Advanced eco-friendly spectrophotometric analysis for Nebivolol, Valsartan, and related impurity with comprehensive environmental impact assessment.

At present, one of the main priorities for analysts is creating more sustainable and environmentally friendly methods for pharmaceutical analysis. In this context, three innovative spectrophotometric techniques, using tri-colored (green, blue, and white), were optimized and developed to simultaneously assess two antihypertensive drugs, Nebivolol hydrochloride (NEB) and Valsartan (VAL), in the presence of synthetic precursor impurity of Valsartan (Valsartan Desvaleryl, VAL-D), which is the main acidic degradation product.

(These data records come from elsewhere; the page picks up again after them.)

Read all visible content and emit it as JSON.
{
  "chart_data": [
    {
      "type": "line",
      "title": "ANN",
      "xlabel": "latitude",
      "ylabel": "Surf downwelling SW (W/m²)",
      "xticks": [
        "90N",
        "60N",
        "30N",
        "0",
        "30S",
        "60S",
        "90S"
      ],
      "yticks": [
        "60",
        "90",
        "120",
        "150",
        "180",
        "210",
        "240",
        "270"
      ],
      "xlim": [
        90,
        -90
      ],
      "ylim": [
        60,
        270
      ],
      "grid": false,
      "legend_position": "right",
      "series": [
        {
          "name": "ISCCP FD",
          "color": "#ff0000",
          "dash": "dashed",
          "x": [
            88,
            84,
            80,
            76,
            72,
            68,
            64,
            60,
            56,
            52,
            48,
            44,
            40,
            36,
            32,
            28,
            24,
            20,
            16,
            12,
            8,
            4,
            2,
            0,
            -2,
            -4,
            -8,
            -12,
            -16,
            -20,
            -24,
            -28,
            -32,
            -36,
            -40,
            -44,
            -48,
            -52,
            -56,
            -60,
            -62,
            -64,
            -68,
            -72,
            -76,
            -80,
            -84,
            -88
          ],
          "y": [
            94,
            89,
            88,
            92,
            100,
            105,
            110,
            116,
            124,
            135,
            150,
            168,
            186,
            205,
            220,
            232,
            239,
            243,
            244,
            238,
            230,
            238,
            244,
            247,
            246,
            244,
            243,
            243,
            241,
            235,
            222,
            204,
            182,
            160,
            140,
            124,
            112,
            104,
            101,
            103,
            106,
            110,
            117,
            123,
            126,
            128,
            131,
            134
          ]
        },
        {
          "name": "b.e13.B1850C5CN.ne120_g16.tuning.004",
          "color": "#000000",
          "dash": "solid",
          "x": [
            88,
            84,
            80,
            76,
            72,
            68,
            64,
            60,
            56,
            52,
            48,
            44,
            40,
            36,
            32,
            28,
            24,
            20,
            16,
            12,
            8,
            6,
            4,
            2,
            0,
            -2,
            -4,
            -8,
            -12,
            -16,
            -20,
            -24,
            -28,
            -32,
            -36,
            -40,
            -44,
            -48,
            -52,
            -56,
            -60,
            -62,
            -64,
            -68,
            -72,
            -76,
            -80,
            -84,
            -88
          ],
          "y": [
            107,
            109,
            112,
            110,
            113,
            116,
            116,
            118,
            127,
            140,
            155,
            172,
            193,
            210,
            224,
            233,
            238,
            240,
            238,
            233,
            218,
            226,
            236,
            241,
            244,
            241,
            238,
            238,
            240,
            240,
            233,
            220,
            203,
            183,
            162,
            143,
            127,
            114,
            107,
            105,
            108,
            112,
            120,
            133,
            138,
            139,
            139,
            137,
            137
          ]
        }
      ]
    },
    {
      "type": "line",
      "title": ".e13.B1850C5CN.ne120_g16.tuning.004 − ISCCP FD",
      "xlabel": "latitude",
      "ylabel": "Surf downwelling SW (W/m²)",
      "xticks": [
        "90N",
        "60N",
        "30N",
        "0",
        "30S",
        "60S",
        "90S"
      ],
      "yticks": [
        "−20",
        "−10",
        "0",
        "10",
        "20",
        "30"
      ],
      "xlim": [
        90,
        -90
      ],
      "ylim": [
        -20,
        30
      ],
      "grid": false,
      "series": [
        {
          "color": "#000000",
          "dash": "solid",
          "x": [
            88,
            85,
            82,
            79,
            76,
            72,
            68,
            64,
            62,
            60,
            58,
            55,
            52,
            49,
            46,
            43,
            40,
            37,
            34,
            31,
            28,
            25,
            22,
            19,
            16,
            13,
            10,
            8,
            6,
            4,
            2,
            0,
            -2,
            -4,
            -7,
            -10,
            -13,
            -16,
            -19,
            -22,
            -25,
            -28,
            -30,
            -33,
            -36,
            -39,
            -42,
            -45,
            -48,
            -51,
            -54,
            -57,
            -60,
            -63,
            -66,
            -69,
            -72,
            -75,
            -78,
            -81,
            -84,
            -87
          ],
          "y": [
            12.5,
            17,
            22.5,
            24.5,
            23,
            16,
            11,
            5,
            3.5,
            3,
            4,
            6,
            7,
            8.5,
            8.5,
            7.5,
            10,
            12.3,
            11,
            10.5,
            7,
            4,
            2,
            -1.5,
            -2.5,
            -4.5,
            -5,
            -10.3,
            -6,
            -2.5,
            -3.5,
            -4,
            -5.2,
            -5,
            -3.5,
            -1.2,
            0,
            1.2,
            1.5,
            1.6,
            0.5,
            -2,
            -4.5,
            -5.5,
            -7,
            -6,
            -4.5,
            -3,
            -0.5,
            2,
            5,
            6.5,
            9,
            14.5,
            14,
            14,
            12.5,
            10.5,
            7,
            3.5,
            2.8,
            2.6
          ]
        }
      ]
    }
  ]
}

The methods employed, including the double divisor-ratio spectra derivative spectrophotometric method, the dual-wavelength in ratio spectrum method, and the H-point derivative ratio method, displayed a good linear range of 2.5-70 µg/mL, 10-50 µg/mL, and 10-70 µg/mL for NEB, VAL, and VAL-D, respectively. Assessment of greenness was implemented to the established methods using the analytical Eco-Scale scoring, analytical greenness metric (AGREE), and the green analytical process index (GAPI). The concepts of blueness assessment using the recently introduced Blue Applicability Grade Index (BAGI tool) and whiteness assessment using the Red Green Blue 12 (RGB 12 tool) were also applied. The proposed methods were validated as per ICH guidelines and verified to be accurate. Statistical analysis was performed to ensure the validity of methods concerning published methods.